[Serverless] How to obtain your Inference Model Endpoint URL and Access Token

To use the Hugging Face Inference API, you’ll need two key values:

Access token
Model Endpoint URL

This guide will help you collect both.

Prerequisites

An active Hugging Face account
An active Access Token with the correct configuration settings enabled
An active payment method in your Hugging Face account
A valid text-generation endpoint url that corresponds to the model you wish to use in Promptitude

📌 Remember, Serverless functionality is available with Enterprise plans in Promptitude.

Step-by-Step Guide

1️⃣ Create your Access Token

Log in to https://huggingface.co/
Open your profile dropdown.
Select Access Tokens from the menu:
Click the “Create new token” button:
Select the Fine-grained option and enter a name for the token.
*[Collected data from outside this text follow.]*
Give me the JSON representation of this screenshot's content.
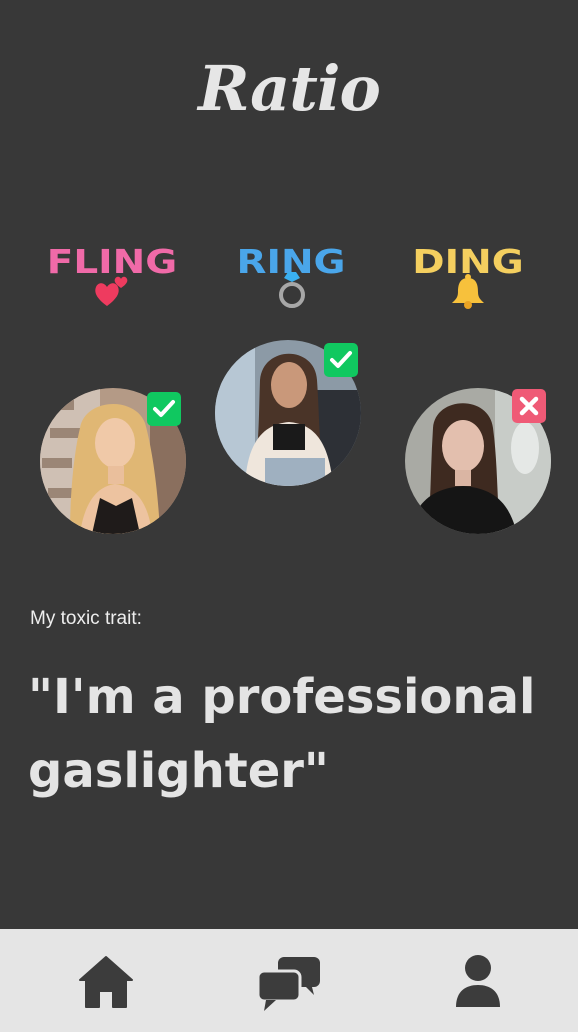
{
  "app": {
    "title": "Ratio"
  },
  "categories": [
    {
      "label": "FLING",
      "icon": "hearts-icon",
      "color": "#f06aa8"
    },
    {
      "label": "RING",
      "icon": "ring-icon",
      "color": "#4aa6ea"
    },
    {
      "label": "DING",
      "icon": "bell-icon",
      "color": "#f4cf5f"
    }
  ],
  "profiles": [
    {
      "photo": "woman-blonde-photo",
      "status": "check-icon",
      "status_color": "#10c860"
    },
    {
      "photo": "woman-white-jacket-photo",
      "status": "check-icon",
      "status_color": "#10c860"
    },
    {
      "photo": "woman-dark-hair-photo",
      "status": "x-icon",
      "status_color": "#ef5a76"
    }
  ],
  "trait": {
    "label": "My toxic trait:",
    "quote": "\"I'm a professional gaslighter\""
  },
  "nav": [
    {
      "icon": "home-icon"
    },
    {
      "icon": "chat-icon"
    },
    {
      "icon": "profile-icon"
    }
  ]
}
In the Inference section, be sure to check the following options to configure the access token properly:
- Make calls to the serverless Inference API
- Make calls to Inference Endpoints
Click the Create Token button at the bottom of the page to generate the token.
A popup will appear displaying your newly created token. Copy the token and save it in a secure location, as you’ll need it to add to Promptitude later:

2️⃣ Deploy your model using Inference Endpoints and obtain your Endpoint URL

Currently, only text-generation model endpoint URLs are supported in Promptitude. You can explore the available models at the following URL: Models - Hugging FaceModels - Hugging Face

Step-by-Step Guide

From the list, select the text-generation model you'd like to deploy:
In the model card, open the Deploy dropdown and select Inference Endpoints (Dedicated):
Customize your endpoint settings as desired and provide a unique name for it:
In the Security section, select the Protected option to require an Access Token for endpoint access. Then, click Create Endpoint to finalize the setup.
Afterward, you will be redirected to the endpoint page, where the status will show as Initializing:
Once initialization is complete, the status will change to Running. At this point, you can copy your Endpoint URL for use in Promptitude:

3️⃣ Configure your Serverless Inference API connection in Promptitude.io

Go to the Serverless Inference API Hub page and click the New Inference API Provider button:
In the slide-over panel, give a name to your new Inference API provider and click the Save button:
Once the provider is created, you'll be redirected to the provider's models. From here, click Add Endpoint Model:
Configure all the properties you previously obtained in order to add your available model. Make sure that the properties are correct, click Save:
If everything went well, you will see your model in the table:
Now you can use your model in your prompts:

✏️ Summary

By following these steps, you will have gathered the following information:

Access Token
Model Endpoint URL

After obtaining this information you will be able to configure and use the models you have configured within your Promptitude.io account.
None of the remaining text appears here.